HQO COPD Clinical Care Guidance

Adapting a paper flowchart into a responsive web application
User Experience, Prototyping

Health Quality Ontario asked Healthcare Human Factors to transform paper-based medical guidelines for chronic obstructive pulmonary disease (COPD) into a responsive web application.

Environmental Analysis

To begin, we interviewed health professionals on best practices, experiences, and the accuracy and usefulness of the guidelines. Additionally, we analyzed existing care pathways such as NICE by the NHS to better understand the structure of care guideline applications.

Areas of Opportunity

Our goal was to simplify the pages of the existing HQO COPD care guidelines (flow chart), without compromising important information.

Contextualized & Helpful Information
Consulting with the client, we compiled existing approved COPD web resources that would assist clinicians as well as patients.

Responsive Web Application
We wanted to design a responsive application that could work in an emergency setting as well as in a clinical consultation setting.

Target Audience
Clinicians and healthcare professionals who may not encounter patients with COPD complications, and newer, inexperienced healthcare workers.

Wireframes & Prototypes

My colleague created the mobile Axure prototype based on HQO care guidelines and interviews. Based on mobile prototype, I created the desktop prototype in Axure. Working in Agile development, we quickly tested interactions and experiences with each iteration.

Usability testing revealed that users did not find or want to use the dropdown menu. Thus, we implemented a more familiar hamburger menu.

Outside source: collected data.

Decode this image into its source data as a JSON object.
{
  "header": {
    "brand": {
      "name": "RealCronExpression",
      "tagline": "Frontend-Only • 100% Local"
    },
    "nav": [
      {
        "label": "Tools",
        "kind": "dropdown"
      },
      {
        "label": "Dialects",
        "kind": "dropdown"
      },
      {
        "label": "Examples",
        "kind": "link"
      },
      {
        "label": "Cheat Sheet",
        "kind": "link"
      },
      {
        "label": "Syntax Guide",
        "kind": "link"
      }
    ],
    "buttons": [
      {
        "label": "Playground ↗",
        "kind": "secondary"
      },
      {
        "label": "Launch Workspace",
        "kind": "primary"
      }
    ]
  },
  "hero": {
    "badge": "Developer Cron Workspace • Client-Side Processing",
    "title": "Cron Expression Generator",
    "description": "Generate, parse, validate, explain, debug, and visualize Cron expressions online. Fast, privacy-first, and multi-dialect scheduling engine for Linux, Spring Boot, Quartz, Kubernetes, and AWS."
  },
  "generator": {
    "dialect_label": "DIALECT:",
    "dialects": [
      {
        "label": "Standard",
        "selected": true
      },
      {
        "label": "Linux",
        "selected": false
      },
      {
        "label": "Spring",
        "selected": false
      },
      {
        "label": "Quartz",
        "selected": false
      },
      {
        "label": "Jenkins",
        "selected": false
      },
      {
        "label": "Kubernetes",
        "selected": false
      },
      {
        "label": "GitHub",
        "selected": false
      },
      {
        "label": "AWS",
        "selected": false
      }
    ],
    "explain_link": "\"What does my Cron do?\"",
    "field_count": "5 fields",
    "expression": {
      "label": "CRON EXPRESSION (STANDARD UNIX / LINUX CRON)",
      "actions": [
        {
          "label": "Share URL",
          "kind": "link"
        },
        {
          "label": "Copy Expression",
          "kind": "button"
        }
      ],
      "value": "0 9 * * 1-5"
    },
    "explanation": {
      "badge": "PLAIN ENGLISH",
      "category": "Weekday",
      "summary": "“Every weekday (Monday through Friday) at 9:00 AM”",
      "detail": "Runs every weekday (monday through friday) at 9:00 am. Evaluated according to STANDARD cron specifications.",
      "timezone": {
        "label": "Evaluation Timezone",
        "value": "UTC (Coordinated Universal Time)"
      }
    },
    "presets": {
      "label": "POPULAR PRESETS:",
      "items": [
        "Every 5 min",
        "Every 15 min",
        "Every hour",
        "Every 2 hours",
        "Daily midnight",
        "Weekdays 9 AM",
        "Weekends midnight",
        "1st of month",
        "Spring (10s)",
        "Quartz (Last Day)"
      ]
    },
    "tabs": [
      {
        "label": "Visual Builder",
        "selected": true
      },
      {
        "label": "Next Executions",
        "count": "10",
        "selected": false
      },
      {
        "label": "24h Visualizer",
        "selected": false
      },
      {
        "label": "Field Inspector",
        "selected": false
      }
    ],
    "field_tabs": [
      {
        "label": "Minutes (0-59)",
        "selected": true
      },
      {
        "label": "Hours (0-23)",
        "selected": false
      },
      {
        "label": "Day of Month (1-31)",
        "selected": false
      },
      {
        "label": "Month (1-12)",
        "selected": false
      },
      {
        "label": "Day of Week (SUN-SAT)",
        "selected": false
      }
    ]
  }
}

Taking advantage of the space, the desktop prototype displayed the menu and search bars at all times. Overall, users found both the mobile and desktop versions easy to navigate and useful for less common COPD care information.

Usability Testing

My role primarily revolved around usability testing. I wrote 10 usability testing scenarios and pre- and post-surveys. I assisted in recording participant observations and eliciting open-ended feedback with health professionals in their offices/hospitals. We asked for feedback on the accuracy of the guidelines and the potential helpfulness of the app itself.

We further optimized and simplified the mobile and desktop prototypes using the feedback we received during testing as well as meetings with our stakeholders. I analyzed and compared data from two rounds of testing, which showed improved navigation ability and satisfaction with the application.


We found that users appreciated the fact that we had included clinic maps and test thresholds, as they are normally memorized or readily found consolidated. Our graphic designer created a visual treatment based on a set style guide. We received positive feedback from our stakeholders on our design and analysis.